The proportion of A-level grades at grade A and above has seen a rise at private schools this year more than double any type of state school, Ofqual data reveals.
It shows that the percentage of A levels scoring an A or A* rose by 4.7 percentage points in independent schools this year, from 43.9 per cent in 2019 to 48.6 per cent in 2020.
This rise is more than double that of any seen in the state sector. In comprehensives, the proportion of pupils achieving the top grade rose by 2 pp, in academies by 1.7 pp, and in grammars by 1.2 pp.
A levels 2020:
- Record percentage get top A* grade
- Science entries in decline
- Maths and English show signs of recovery
Carl Cullinane, a researcher at social mobility charity The Sutton Trust, said the data was "eyebrow-raising".
He said the disproportionate increase in top grades at private schools could either relate to their "generally higher rate of As in the first place" or because their smaller class sizes helped them escape the statistical moderation process.

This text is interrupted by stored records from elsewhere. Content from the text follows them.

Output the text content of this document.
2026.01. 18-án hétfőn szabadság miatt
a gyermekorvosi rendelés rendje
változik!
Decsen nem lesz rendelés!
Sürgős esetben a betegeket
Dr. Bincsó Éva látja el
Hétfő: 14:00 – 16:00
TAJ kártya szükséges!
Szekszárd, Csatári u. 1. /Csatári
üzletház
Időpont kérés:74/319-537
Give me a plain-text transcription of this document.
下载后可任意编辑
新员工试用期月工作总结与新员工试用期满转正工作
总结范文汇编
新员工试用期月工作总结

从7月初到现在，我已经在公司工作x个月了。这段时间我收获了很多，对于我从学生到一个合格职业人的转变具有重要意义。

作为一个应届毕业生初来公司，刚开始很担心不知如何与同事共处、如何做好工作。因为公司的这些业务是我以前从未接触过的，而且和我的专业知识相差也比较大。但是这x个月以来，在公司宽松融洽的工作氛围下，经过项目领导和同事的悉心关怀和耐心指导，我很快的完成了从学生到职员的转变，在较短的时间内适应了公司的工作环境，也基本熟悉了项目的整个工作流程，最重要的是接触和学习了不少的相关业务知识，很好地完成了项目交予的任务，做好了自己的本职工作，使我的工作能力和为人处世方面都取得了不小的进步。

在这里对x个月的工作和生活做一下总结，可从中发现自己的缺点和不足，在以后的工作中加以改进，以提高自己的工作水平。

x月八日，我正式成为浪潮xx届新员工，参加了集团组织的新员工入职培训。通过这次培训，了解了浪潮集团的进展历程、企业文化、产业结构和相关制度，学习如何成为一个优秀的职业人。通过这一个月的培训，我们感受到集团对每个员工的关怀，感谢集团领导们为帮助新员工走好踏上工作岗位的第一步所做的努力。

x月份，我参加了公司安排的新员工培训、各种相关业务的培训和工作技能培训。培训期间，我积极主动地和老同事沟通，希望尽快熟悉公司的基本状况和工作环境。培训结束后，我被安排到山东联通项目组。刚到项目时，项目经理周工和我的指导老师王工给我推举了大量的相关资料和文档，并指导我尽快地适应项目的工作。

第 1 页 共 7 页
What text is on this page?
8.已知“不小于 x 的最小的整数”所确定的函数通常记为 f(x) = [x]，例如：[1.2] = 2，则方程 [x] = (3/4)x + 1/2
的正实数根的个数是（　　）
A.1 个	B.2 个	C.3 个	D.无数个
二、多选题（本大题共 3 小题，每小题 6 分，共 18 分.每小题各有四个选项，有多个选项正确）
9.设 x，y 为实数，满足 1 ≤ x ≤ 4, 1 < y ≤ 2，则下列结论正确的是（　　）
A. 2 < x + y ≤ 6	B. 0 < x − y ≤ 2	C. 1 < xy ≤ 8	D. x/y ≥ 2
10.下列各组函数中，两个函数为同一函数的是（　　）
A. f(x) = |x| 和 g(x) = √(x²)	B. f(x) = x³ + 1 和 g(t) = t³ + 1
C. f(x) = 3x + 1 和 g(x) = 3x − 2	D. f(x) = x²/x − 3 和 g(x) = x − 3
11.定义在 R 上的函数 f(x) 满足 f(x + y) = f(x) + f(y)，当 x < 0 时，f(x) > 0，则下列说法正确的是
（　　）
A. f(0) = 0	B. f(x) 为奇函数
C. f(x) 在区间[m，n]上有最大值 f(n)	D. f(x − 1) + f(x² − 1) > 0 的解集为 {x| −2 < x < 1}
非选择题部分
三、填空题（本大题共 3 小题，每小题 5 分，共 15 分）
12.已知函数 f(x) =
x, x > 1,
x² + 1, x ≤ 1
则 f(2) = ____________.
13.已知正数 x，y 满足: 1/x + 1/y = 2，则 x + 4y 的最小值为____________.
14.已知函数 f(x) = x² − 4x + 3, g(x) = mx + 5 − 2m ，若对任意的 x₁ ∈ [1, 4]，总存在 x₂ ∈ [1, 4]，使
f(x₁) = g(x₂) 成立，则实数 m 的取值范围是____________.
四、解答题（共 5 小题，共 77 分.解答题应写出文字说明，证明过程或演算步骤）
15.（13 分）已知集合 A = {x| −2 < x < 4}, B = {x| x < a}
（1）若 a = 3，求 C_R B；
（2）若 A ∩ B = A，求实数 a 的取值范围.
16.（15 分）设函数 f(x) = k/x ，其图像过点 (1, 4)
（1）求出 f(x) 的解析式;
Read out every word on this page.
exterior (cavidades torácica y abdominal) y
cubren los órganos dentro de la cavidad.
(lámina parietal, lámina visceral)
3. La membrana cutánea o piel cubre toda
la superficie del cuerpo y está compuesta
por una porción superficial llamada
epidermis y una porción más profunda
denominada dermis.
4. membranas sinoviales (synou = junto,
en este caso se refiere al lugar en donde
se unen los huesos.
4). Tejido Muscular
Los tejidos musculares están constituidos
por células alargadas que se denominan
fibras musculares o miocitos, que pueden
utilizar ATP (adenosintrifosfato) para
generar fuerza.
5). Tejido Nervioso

Subjects with entry numbers of 15 pupils or lower had teacher-assessed grades taken into account in the grading calculation, while subjects with entries of 5 pupils or fewer were allowed to keep their teacher-assessed grades.
However, not all private school pupils felt the rise applied to their school. Student Ben Robson commented: "I go to a private school and we’ve been absolutely destroyed by this, 50 per cent of our A* students have been downgraded and 20 per cent of our As have been downgraded, 60 per cent of our student body has been taken down one or two even three grades."
The figures only relate to schools with A-level candidates in 2018, 2019 and 2020.